1965’ten beri başında olduğu Fendi markası için Paris Haute Couture Haftası’nda “Haute Fourrure” isimli bir kürk defilesi düzenleyecek kadar da küstah. Defile çıkışında La Fondation Brigitte Bardot protestocularının ellerinde “Fendied” / (Fendi öldürdü!) posterleri yükseliyordu. PETA Direktörü Mimi Bekhechi The Independent’a bu defileyi “Fendi “Haute Horreur” (Dehşet/Korku)”şeklinde ifade etti.
Şunu merak ediyorum: Karl Lagerfeld’in yerlere göklere sığdıramadığı kedisi Choupette de mi yüreğini cız ettirmiyor? Karl Lagerfeld kedisine o kadar düşkün ki ona kitap yazdı, ismini verdiği bir gözlük tasarladı ve ona bakmaları için özel çalışanlar tuttu. Demeye dilim varmıyor ama, Karl Lagerfeld’in kedisinin başına böyle bir şey gelse; “Ne yani kürk sektörü batsın mı? Et yemek kadar normal bir şey bu” mu derdi?

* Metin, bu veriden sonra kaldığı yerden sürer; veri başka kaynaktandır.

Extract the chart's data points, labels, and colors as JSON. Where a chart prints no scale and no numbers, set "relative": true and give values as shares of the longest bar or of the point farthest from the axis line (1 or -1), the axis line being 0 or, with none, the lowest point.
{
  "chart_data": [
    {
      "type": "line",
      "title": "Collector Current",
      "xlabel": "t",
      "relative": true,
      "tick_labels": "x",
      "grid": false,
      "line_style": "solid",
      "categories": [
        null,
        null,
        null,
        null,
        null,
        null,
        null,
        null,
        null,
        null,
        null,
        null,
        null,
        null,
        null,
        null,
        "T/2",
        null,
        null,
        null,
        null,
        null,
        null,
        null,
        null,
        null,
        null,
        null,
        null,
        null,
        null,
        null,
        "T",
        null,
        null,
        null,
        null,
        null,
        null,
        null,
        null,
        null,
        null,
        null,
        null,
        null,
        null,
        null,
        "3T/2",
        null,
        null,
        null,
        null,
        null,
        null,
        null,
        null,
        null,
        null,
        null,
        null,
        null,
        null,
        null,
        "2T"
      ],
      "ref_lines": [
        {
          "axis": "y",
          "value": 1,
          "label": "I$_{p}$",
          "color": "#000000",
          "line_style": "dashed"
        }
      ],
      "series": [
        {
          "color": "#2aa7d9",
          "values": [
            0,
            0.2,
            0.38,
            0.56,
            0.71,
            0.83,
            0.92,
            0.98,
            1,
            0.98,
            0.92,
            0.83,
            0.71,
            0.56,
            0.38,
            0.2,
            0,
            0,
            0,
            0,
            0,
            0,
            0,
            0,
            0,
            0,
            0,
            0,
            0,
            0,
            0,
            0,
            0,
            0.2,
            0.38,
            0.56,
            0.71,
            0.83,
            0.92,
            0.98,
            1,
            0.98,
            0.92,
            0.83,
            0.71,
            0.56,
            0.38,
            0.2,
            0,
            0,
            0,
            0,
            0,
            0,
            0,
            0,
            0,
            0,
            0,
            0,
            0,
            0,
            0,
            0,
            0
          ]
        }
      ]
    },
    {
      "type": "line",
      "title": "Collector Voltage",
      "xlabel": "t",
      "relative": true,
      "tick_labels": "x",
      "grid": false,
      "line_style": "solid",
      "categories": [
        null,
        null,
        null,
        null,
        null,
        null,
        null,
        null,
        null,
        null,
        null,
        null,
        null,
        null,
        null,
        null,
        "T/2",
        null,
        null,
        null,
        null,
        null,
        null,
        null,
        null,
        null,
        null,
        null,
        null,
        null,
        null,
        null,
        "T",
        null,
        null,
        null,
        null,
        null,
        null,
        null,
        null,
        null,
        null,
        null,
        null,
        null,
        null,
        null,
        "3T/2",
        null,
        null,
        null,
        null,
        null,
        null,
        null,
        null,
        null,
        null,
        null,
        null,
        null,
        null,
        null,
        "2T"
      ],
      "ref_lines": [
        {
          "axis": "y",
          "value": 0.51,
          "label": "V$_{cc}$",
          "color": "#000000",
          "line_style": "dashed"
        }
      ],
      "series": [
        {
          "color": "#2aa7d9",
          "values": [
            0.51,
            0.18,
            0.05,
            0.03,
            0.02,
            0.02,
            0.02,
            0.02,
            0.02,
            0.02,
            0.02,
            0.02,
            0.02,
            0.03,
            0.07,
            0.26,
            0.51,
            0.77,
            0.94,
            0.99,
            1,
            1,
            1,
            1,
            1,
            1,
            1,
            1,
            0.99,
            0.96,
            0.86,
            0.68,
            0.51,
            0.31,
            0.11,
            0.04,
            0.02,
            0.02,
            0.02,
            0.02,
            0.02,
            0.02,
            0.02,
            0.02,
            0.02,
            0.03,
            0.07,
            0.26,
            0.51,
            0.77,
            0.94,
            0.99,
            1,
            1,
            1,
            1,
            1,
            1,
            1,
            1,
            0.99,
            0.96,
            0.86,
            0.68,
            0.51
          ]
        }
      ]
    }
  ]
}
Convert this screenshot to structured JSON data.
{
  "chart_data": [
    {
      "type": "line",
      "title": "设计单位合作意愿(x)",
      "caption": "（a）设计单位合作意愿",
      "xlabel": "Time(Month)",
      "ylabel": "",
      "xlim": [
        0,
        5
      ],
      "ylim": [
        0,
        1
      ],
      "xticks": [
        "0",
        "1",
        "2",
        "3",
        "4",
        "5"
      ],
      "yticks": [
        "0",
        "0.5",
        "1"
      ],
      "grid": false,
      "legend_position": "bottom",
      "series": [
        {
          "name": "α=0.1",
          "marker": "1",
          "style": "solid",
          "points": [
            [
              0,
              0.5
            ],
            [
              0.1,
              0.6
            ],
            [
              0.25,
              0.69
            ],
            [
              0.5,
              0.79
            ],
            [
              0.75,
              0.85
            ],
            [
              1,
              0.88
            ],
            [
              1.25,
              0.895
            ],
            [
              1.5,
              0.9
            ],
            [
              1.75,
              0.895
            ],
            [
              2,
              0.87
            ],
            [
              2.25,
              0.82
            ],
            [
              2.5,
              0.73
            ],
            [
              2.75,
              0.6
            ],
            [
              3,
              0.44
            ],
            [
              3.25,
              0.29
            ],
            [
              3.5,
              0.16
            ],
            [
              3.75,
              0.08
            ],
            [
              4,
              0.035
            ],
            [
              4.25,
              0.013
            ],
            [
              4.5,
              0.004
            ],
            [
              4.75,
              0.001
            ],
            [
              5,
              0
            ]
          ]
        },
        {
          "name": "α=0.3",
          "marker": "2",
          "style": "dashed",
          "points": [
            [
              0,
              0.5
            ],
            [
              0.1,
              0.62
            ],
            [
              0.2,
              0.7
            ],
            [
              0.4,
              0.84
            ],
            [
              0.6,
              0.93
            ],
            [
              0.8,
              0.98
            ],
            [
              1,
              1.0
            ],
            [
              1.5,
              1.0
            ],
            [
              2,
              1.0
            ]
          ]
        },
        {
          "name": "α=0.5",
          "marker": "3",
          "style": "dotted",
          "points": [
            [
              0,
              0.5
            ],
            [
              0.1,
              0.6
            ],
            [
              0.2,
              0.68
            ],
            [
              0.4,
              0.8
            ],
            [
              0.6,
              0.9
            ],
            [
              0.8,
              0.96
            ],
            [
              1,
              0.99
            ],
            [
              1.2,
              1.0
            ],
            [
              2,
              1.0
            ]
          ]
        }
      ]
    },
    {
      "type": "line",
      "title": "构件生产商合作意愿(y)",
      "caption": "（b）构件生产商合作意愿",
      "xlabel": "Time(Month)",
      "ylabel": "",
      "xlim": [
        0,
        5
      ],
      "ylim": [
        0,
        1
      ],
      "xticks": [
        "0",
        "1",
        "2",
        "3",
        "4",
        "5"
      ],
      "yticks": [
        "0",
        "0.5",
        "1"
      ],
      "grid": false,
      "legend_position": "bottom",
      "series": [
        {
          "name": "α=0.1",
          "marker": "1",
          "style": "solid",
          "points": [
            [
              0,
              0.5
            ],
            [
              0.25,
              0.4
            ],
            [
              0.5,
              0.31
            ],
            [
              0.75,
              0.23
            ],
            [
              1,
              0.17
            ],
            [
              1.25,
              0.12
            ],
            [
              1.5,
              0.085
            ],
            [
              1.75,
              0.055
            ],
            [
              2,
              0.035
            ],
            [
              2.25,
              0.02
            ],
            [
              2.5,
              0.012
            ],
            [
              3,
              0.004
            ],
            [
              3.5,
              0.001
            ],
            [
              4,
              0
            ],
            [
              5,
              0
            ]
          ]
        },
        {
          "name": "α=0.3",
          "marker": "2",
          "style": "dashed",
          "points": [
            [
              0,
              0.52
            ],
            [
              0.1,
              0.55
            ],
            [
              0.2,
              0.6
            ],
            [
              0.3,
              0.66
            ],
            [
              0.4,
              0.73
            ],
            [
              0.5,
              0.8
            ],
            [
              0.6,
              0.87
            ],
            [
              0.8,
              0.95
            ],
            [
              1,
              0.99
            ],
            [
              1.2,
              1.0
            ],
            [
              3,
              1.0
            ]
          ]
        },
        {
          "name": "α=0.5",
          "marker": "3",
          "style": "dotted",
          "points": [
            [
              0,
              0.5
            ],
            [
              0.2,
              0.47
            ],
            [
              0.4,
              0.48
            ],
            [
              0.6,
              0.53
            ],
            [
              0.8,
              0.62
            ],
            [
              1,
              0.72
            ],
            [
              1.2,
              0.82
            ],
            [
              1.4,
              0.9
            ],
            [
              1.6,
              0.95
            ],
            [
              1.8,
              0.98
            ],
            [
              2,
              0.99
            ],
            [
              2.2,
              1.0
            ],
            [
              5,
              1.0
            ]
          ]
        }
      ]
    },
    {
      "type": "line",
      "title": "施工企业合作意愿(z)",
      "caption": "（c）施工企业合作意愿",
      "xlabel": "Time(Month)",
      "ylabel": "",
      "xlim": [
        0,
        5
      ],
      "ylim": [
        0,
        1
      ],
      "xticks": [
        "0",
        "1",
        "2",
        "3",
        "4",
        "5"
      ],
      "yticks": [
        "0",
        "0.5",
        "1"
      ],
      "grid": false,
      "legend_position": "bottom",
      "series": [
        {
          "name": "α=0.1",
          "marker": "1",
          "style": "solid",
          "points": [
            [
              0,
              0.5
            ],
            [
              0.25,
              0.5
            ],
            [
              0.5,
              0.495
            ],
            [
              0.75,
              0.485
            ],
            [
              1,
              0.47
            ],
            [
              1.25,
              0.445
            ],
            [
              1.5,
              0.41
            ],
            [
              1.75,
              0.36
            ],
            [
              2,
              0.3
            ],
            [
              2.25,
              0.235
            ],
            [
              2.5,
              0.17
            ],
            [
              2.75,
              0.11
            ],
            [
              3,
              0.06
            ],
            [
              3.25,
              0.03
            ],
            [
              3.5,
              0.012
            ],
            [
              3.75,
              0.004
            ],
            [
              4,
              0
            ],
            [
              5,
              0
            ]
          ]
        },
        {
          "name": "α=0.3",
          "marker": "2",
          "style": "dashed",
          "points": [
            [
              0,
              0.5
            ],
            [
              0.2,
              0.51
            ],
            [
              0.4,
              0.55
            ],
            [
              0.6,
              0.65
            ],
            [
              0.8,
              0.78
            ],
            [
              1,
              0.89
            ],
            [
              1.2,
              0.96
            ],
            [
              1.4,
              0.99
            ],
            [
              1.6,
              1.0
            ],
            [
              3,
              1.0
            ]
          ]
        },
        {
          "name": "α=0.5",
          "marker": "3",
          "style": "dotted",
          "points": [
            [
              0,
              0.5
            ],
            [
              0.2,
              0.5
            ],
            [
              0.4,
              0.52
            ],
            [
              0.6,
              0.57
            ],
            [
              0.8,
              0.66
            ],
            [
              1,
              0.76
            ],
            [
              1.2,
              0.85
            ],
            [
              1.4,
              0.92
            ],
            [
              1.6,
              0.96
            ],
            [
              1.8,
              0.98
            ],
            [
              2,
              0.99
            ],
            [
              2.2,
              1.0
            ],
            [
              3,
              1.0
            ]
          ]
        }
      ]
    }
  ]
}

Kürk üretimi oldukça, kürk karşıtı protestolar da son bulmayacak.Bunların arasında iki tanesi var ki gülmemek elde değil. Bunlardan biri kürkü ile havalı havalı salınan Kim Kardashian’ın üstüne un atılması 🙂 Kim Kardashian kızı North West’e bile kürk giydiriyor. Kürk karşıtlarının hedefi o olmasın da kim olsun? İşin tezat tarafı ise kız kardeşi Khloe Kardashian 2009’da PETA’nın kürk karşıtı reklamlarında yer almıştı. Bir diğeri Vogue US’in fenomen genel yayın yönetmeni, Anna Wintour’un başına gelenler: Protestoculardan biri Wintour’un suratına turta yapıştırdı… Yazarken bile gülesim geliyor 🙂
Kürk giyen ünlüler arasında Jennifer Lopez, Beyonce, Lady Gaga, Rihanna gibi giyimi ile kadınları peşinden sürükleyen isimler var. Lakin beni en çok hayal kırıklığına uğratan Kate Moss oldu. Bunlara ek bir de Naomi Campbell gibi tutarsız ünlüler var. PETA’nın ikonik kampanyası: “Kürk giyeceğime çıplak gezerim” manifestosunda yer almasına rağmen on beş senedir Amerikalı kürk markası Dennis Basso’nun reklamlarında kürklere sarılmış poz veriyor.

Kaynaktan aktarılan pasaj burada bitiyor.